Four metrics, one chart. The information density is the CFD's defining strength.
Reading the CFD
Healthy CFD
- Bands grow at roughly parallel slopes (steady arrival and throughput).
- Mid-flow bands (In Progress, Review, Test) remain thin.
- The Done band grows steadily.
Bottleneck signal
One band thickens dramatically while bands above it remain thin and bands below stay flat. The thick band is where work is piling up — the bottleneck. The thin bands above show that work isn't reaching the bottleneck stage; the flat bands below show throughput has stalled.
WIP runaway
Total mid-flow thickness grows over time. The team is starting work faster than they're finishing it. Eventually the cycle time becomes catastrophic.
Batching
Bands appear in "steps" — flat for several days, then sudden jumps. The team is releasing in batches rather than continuously. Often a sign of a hardening cycle or a release ceremony that batches deployment.
Stalls
Bands go flat for an extended period — no movement. Either work isn't being done, isn't being tracked, or the board isn't being updated. Investigate.
How to Build a CFD
Most modern tools (Jira, Azure DevOps, Linear, GitHub Projects) generate CFDs automatically from the board's state history. If yours doesn't, the calculation is straightforward:
- Each day, count the items in each column.
- Plot the counts as stacked areas over time.
- The y-axis is cumulative — bands stack, they don't overlap.
A spreadsheet with daily column counts produces a serviceable CFD in five minutes.
What CFDs Are Good At
- Surfacing system-level patterns that per-team or per-item metrics hide.

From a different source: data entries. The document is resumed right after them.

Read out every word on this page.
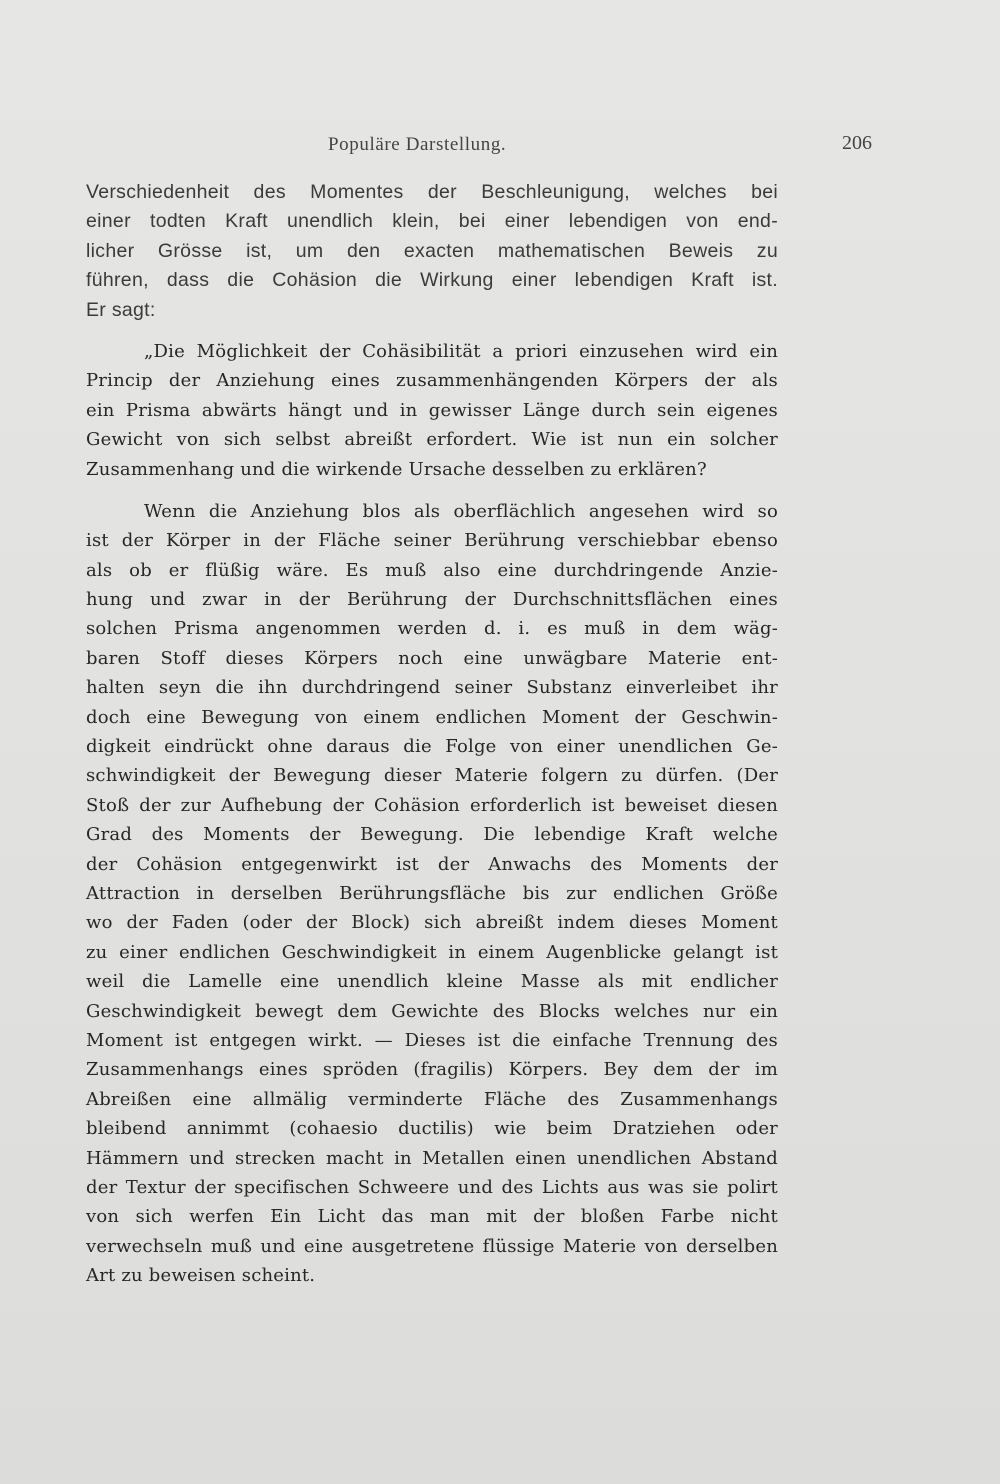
Populäre Darstellung.	206
Verschiedenheit des Momentes der Beschleunigung, welches bei
einer todten Kraft unendlich klein, bei einer lebendigen von end-
licher Grösse ist, um den exacten mathematischen Beweis zu
führen, dass die Cohäsion die Wirkung einer lebendigen Kraft ist.
Er sagt:
„Die Möglichkeit der Cohäsibilität a priori einzusehen wird ein
Princip der Anziehung eines zusammenhängenden Körpers der als
ein Prisma abwärts hängt und in gewisser Länge durch sein eigenes
Gewicht von sich selbst abreißt erfordert. Wie ist nun ein solcher
Zusammenhang und die wirkende Ursache desselben zu erklären?
Wenn die Anziehung blos als oberflächlich angesehen wird so
ist der Körper in der Fläche seiner Berührung verschiebbar ebenso
als ob er flüßig wäre. Es muß also eine durchdringende Anzie-
hung und zwar in der Berührung der Durchschnittsflächen eines
solchen Prisma angenommen werden d. i. es muß in dem wäg-
baren Stoff dieses Körpers noch eine unwägbare Materie ent-
halten seyn die ihn durchdringend seiner Substanz einverleibet ihr
doch eine Bewegung von einem endlichen Moment der Geschwin-
digkeit eindrückt ohne daraus die Folge von einer unendlichen Ge-
schwindigkeit der Bewegung dieser Materie folgern zu dürfen. (Der
Stoß der zur Aufhebung der Cohäsion erforderlich ist beweiset diesen
Grad des Moments der Bewegung. Die lebendige Kraft welche
der Cohäsion entgegenwirkt ist der Anwachs des Moments der
Attraction in derselben Berührungsfläche bis zur endlichen Größe
wo der Faden (oder der Block) sich abreißt indem dieses Moment
zu einer endlichen Geschwindigkeit in einem Augenblicke gelangt ist
weil die Lamelle eine unendlich kleine Masse als mit endlicher
Geschwindigkeit bewegt dem Gewichte des Blocks welches nur ein
Moment ist entgegen wirkt. — Dieses ist die einfache Trennung des
Zusammenhangs eines spröden (fragilis) Körpers. Bey dem der im
Abreißen eine allmälig verminderte Fläche des Zusammenhangs
bleibend annimmt (cohaesio ductilis) wie beim Dratziehen oder
Hämmern und strecken macht in Metallen einen unendlichen Abstand
der Textur der specifischen Schweere und des Lichts aus was sie polirt
von sich werfen Ein Licht das man mit der bloßen Farbe nicht
verwechseln muß und eine ausgetretene flüssige Materie von derselben
Art zu beweisen scheint.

- Communicating health visually. A team's CFD across a quarter tells a story even a casual reader can follow.
- Diagnostic conversations. The chart prompts specific questions: "what's causing this thick band?" "why did throughput drop here?"
- Triggering retrospective topics. Anomalies in the CFD become natural retro discussion points.
What CFDs Are Not Good At
- Item-level detail. The CFD aggregates. To investigate specific items, you need other views (scatter plots, item details).
- Forecasting. The CFD shows what has happened; throughput data feeds Monte Carlo for forecasts.
- Stakeholder reporting. Many stakeholders find the chart hard to read. Burndowns and burn-ups are more accessible.
- Very small teams or short periods. Below a few weeks of history and a handful of teams, the chart is too noisy to be informative.
Pairing the CFD With Other Views
The CFD is most powerful when paired with:
- Cycle time scatter plot: shows individual items, surfaces outliers, complements the CFD's aggregate view.
- Aging chart: shows how long current items have been in progress, complementing the CFD's historical view with present-moment status.
- Throughput histogram: shows the distribution of weekly throughput, useful for forecasting.
Coaching Tips
Teach reading explicitly.
Show the team example CFDs with annotated patterns. The patterns aren't self-evident.
Use it in every retro.
The chart prompts specific questions about the system. Pin it on the wall during retro.
Watch for thickening mid-flow bands.
The earliest warning sign. If the in-progress band is growing over weeks, address WIP before cycle time collapses.
Pair with scatter plots.
CFD shows the aggregate; scatter plots show the outliers. Together they tell the full story.
Don't ship to stakeholders raw.
CFDs require interpretation. For stakeholder reporting, translate into outcomes or use simpler charts.
Investigate stalls immediately.
A flat band for a week usually means the board isn't being updated, not that work has stopped. Verify both possibilities.
Summary
The Cumulative Flow Diagram is the most information-dense visualization available to flow-conscious teams. By stacking workflow stages over time, the chart simultaneously shows arrival, throughput, WIP, and cycle time — and exposes the patterns (bottlenecks, batching, stalls) that single-metric charts miss entirely. Teams that learn to read CFDs gain a diagnostic capability that prevents the slow accumulation of dysfunctions invisible at the item level. Like all visualization, the CFD's value depends on the team actually reading it — once learned, the patterns are unmistakable.
- Anderson, David J. Kanban. Blue Hole Press, 2010.
- Vacanti, Daniel. Actionable Agile Metrics for Predictability. ActionableAgile Press, 2015.
- Reinertsen, Donald. The Principles of Product Development Flow. Celeritas, 2009.